И снова уловки, подвохи, подводные камни, туманные обещания, посулы, обманы и отказ от своих же слов. Артемий измучился за полтора месяца увязывания вопросов этикета. И опять он победил: свита могла войти в зал приёмов с оружием, в башмаках, поверх которых надевались другие, верительная грамота подносилась не на коленях и не на голове, и полу одежды у шаха не надо было целовать...
Персы согласились на все условия Волынского, но он потребовал письменного подтверждения: он уже научился не доверять словам знатных персов.
Полной мерой познал Артемий восточную хитрость, коварство, ложь и бесстыдство. Он был почти один, только дворянин Матвей Карцев да бывший крепостной Семён Аврамов помогали ему.

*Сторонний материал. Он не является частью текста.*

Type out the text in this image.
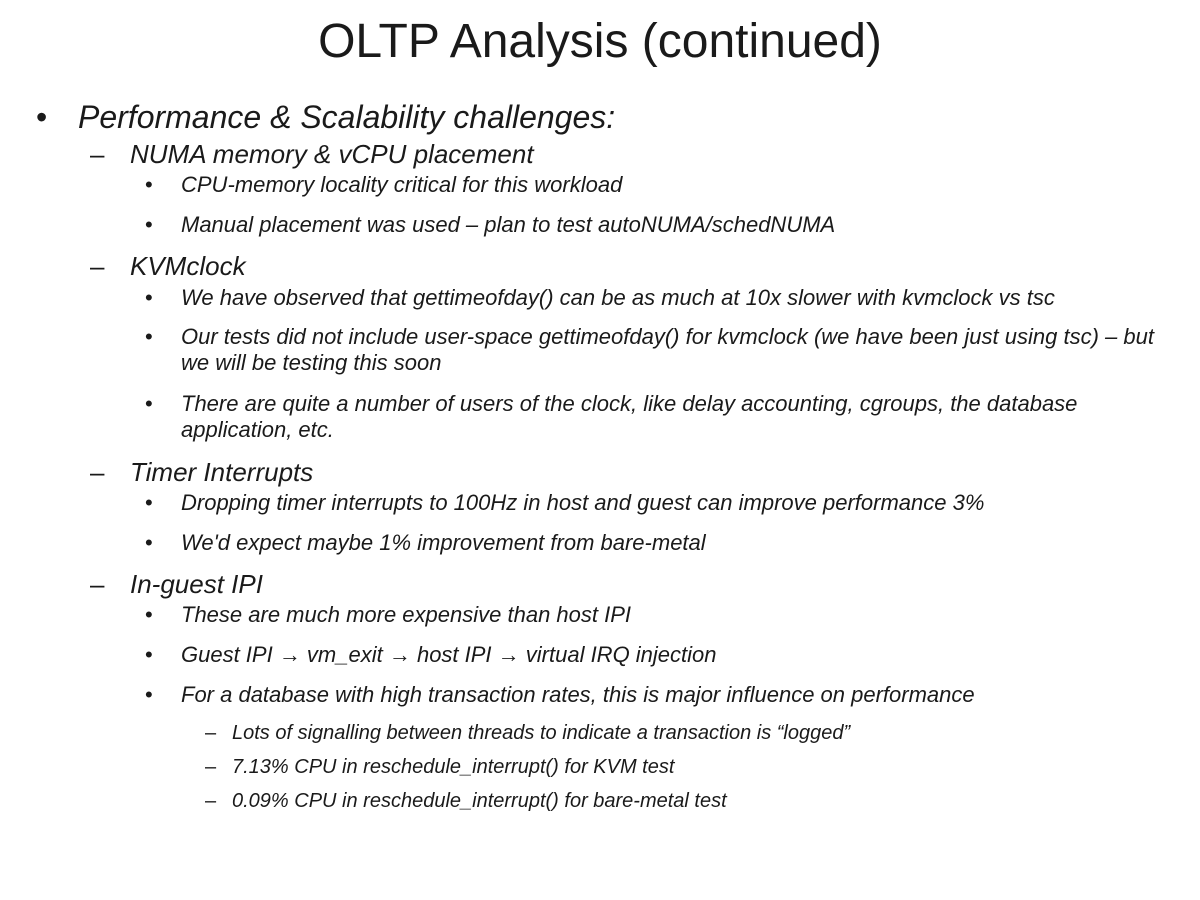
OLTP Analysis (continued)
• Performance & Scalability challenges:
– NUMA memory & vCPU placement
• CPU-memory locality critical for this workload
• Manual placement was used – plan to test autoNUMA/schedNUMA
– KVMclock
• We have observed that gettimeofday() can be as much at 10x slower with kvmclock vs tsc
• Our tests did not include user-space gettimeofday() for kvmclock (we have been just using tsc) – but we will be testing this soon
• There are quite a number of users of the clock, like delay accounting, cgroups, the database application, etc.
– Timer Interrupts
• Dropping timer interrupts to 100Hz in host and guest can improve performance 3%
• We'd expect maybe 1% improvement from bare-metal
– In-guest IPI
• These are much more expensive than host IPI
• Guest IPI → vm_exit → host IPI → virtual IRQ injection
• For a database with high transaction rates, this is major influence on performance
– Lots of signalling between threads to indicate a transaction is “logged”
– 7.13% CPU in reschedule_interrupt() for KVM test
– 0.09% CPU in reschedule_interrupt() for bare-metal test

В начале апреля шахский двор получил известие, что в бывшем устье Амударьи высадился пятитысячный отряд Вековича-Черкасского. Астрабадский хан в двадцать раз преувеличил численность русских войск и потребовал от шаха воинов для обороны Астрабада, уверяя, что русские намерены повернуть на Персию. И сразу же отношение к посольству изменилось: все достигнутые ранее договорённости были аннулированы. Волынский попытался восстановить положение, пригрозив отъездом, но все возражения посланника первый министр отклонял, а это означало разрыв дипломатических отношений с Россией и угрозу объявить ей войну.
Посольство было блокировано, даже рабочих для ремонта не пропускали. Но Волынский не дремал: он добивался ответов, решительно предлагал отпустить посольство, если приёма не будет. Это не подействовало. Тогда Артемий польстил первому министру — попросил передать, что не верит, чтобы такой умный и сильный человек мог быть так непостоянен. Это смягчило первого министра, но и Волынскому пришлось кое в чём пойти на уступки.
Но помогли Волынскому не его уступки и угрозы, а произошедший в Испагани хлебный бунт. Жители протестовали против установления высоких цен на хлеб, жесточайшей монополии эхтема девлета в торговле. К дворцу шаха пришло более трёх тысяч человек с дубьём и каменьями, выломали ворота. Шах спрятался в гареме, куда восставшие не осмелились войти, а затем убежал в свою новую крепость Фарабат. Но войска шаха подавили бунт, и Волынскому, наконец, была назначена аудиенция...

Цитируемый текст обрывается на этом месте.